Striding over to his desk, Ned sat down and shuffled the papers, looking for the notes he had made several days before. After months of digging he and Alfredo Oliveri had finally found the money Aubrey Masters had skimmed from their diamond mines in India, and hidden. Well, to be honest, he and Oliveri had not found it, the remarkable Amos Finnister had. When they had finally come up empty-handed after years of investigating, Finnister had decided to have Mildred Masters followed. It had been the widow woman who had eventually led them to her accounts—in various banks in the suburbs of London. Who would have thought of looking there? To avoid prosecution she had surrendered the accounts which contained the stolen Deravenel funds.

Edward had invested the cash, six years ago now, and from his recent notes he saw that he had quadrupled the money. He clipped the notes to the latest balance sheets, and closed the folder.

He went through another pile of papers, initialled many so that his secretary could file them away, and

then he sat back in his chair, glancing around the library.

He nodded to himself, liking this room, remembering how he had planned the library so carefully, wanting it to be perfect. Johnny had helped him, had given him some ideas. But in the end he had not copied either the Red Library at Thorpe Manor, which was far too red for him, nor his mother's library swathed in dark green and white. Instead, he had used wood panelling.

The room was lined with silver birch, and had burgundy-leather bound books from floor to ceiling on either side of the intricately carved fireplace. Above the fireplace was one of his favourite paintings, an oil by Alfred Sisley called
Le Givre
, and painted in 1872. It was a wintry landscape of bare trees and snow-covered moors, which reminded him so much of Ravenscar.

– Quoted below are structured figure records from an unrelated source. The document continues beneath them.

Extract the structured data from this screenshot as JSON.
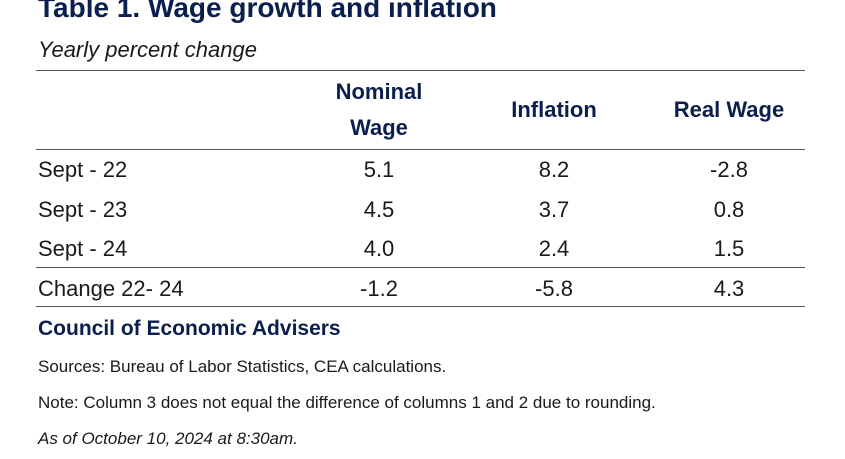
{
  "chart_data": {
    "type": "table",
    "title": "Table 1. Wage growth and inflation",
    "subtitle": "Yearly percent change",
    "columns": [
      "Nominal Wage",
      "Inflation",
      "Real Wage"
    ],
    "rows": [
      {
        "label": "Sept - 22",
        "values": [
          "5.1",
          "8.2",
          "-2.8"
        ]
      },
      {
        "label": "Sept - 23",
        "values": [
          "4.5",
          "3.7",
          "0.8"
        ]
      },
      {
        "label": "Sept - 24",
        "values": [
          "4.0",
          "2.4",
          "1.5"
        ]
      },
      {
        "label": "Change 22- 24",
        "values": [
          "-1.2",
          "-5.8",
          "4.3"
        ]
      }
    ]
  },
  "footer": {
    "org": "Council of Economic Advisers",
    "sources": "Sources: Bureau of Labor Statistics, CEA calculations.",
    "note": "Note: Column 3 does not equal the difference of columns 1 and 2 due to rounding.",
    "as_of": "As of October 10, 2024 at 8:30am."
  },
  "colors": {
    "heading": "#0b1f4e",
    "text": "#1a1a1a",
    "rule": "#555555"
  }
}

Bookshelves made of silver birch lined the other walls, and there were touches of dark burgundy in the heavy brocade curtains at the windows, and the sofa and armchairs upholstered in a similar burgundy velvet, while the floor was covered with a valuable Oriental carpet patterned in dark reds, blues and greens.

The house had been finished by the time he had married Elizabeth; fortunately, she had never wanted to change anything, sharing his taste for opulence, luxury, extravagant fabrics and mellow antiques. He remembered now how relieved he had been at the time.

He was also relieved that she had been relatively peaceful through
this
pregnancy. But then he had given her no reason to be challenging or contentious. He had not told his mother the truth earlier that evening when he had said he was reformed, and that he didn't have a mistress, that he hadn't strayed.